Il commence à me tourner le dos et à partir en me laissant comme une gourde statique, avant de revenir sur ses pas.
— Au fait, tu peux prendre la chambre au-dessus du club, il y en a une qui s'est libérée donc ce sera moins loin que ton hôtel, d'après ce que m'a dit Anton.
— Oh euh... c'est bon j'ai trouvé un appartement juste à côté, j’emménage samedi prochain, lui dis-je
—Et bien parfait. Tu peux dormir ici jusqu'à ce que tu aies ton logement.
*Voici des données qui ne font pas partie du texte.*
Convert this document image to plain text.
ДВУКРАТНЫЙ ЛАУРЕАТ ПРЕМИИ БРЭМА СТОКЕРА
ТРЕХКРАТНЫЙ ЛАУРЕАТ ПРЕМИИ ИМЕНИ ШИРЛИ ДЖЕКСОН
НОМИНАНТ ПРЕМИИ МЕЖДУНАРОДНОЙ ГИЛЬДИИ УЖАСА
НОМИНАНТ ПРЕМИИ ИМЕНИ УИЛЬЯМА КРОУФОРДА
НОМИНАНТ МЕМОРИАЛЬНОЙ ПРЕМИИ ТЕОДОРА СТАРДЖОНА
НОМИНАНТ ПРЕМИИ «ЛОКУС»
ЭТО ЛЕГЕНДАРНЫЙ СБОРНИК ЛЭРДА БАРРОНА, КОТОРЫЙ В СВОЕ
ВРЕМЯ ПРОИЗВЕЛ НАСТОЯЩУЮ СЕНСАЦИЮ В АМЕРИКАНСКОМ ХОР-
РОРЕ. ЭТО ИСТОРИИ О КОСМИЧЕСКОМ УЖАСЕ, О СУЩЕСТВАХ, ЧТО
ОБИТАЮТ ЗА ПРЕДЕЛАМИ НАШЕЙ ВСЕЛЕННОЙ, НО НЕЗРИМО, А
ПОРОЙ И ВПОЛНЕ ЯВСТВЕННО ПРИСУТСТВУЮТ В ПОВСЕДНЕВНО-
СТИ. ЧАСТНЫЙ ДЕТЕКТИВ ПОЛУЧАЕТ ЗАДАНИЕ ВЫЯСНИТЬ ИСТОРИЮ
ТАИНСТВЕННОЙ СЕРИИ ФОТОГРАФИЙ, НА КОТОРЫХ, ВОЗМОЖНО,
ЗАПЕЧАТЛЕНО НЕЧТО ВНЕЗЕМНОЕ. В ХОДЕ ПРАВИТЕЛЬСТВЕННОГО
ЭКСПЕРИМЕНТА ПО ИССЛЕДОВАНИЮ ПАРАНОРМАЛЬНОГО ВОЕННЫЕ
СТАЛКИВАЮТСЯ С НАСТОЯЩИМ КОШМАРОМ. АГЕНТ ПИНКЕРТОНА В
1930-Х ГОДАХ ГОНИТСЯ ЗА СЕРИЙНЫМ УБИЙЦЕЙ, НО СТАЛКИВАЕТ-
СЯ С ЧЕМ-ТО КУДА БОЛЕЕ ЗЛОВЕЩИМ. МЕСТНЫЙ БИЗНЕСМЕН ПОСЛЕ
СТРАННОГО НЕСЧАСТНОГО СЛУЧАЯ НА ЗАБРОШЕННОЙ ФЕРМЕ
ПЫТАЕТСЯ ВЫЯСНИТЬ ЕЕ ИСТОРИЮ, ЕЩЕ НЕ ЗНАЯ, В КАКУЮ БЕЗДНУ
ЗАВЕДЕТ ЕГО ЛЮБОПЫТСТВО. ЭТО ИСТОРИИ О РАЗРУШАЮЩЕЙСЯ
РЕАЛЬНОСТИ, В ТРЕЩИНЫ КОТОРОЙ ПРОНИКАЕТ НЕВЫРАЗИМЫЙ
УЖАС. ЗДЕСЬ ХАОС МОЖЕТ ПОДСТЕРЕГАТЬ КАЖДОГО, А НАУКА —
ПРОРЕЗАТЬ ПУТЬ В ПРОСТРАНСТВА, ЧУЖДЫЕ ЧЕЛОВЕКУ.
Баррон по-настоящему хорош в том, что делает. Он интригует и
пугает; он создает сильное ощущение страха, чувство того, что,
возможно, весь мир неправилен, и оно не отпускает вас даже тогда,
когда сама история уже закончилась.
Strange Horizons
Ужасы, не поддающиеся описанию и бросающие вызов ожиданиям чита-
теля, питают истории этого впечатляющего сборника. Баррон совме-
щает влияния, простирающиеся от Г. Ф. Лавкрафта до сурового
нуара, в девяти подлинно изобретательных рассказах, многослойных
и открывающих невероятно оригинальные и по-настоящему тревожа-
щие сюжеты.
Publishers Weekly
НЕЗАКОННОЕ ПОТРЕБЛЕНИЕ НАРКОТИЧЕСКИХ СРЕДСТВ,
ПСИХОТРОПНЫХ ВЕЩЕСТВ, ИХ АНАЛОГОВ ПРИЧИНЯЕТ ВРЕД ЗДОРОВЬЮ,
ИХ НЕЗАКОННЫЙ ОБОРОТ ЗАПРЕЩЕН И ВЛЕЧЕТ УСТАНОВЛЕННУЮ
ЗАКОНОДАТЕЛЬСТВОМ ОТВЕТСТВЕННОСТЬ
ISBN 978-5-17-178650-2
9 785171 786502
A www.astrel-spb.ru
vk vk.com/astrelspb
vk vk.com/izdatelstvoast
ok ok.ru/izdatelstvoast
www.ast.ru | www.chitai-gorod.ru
C'est gratos, je précise !
— Gratos ? Ah ?... euh... ben... euh...
— Oui ? dit-il avec un sourire en coin, dévoilant ainsi ses deux petites fossettes qui me filent des papillons dans le ventre, tu es intéressée ou pas ?
— Oui... oui bien sûr, je ramènerai mes affaires ce soir avant la reprise de mon service… C'est sympa, merci.
— Merci qui ? dit-il
— Papa ? réponds-je avec un grand sourire.
— NON ! PATRON !
Il tourne les talons et part dans un grand rire en secouant la tête de droite à gauche. J'adore ce son. Je reste plantée là, à le regarder partir, jusqu’à ce qu'un client m'interpelle pour me passer commande. Ok, super, je vais avoir moins de route, moins de frais et donc plus d'argent pour aménager mon appart. Yes !
Le bar va fermer, je me dirige vers les dernier client, qui prend le bar pour un oreiller.
— Monsieur ? Monsieur ?
L’homme relève la tête et me regarde. Je vois qu’un large sourire prend forme sur son visage. Un large sourire édenté malheureusement.
— Je vous inviterai à sortir après votre consommation.
Le type à moitié dans le coaltar me répond
— C’est gentil, j’accepte avec plaisir, vous êtes tout à fait mon genre en plus.
Manquait plus que ça, il se prend pour Brad Pitt.
— Vous m’avez mal compris, le bar ferme ses portes.
Je crois que je viens de le choquer, son visage reste figé dans une semi grimace sourire.
— Je vous laisse régler vos dernières consommations à Sergio.
Je file nettoyer les dernières tables tout en gardant un œil sur le mec, on ne sait jamais, quand l’amour propre d’un type est touché, on ne sait jamais d’avance, la réaction qu’il peut avoir. Ma foi, je vois qu’il retire un billet de son jeans, puis qu’il le balance sur le comptoir. Il fait un signe de salutation à Sergio et quitte le club sans un regard vers moi. Ouf, un problème d’évité.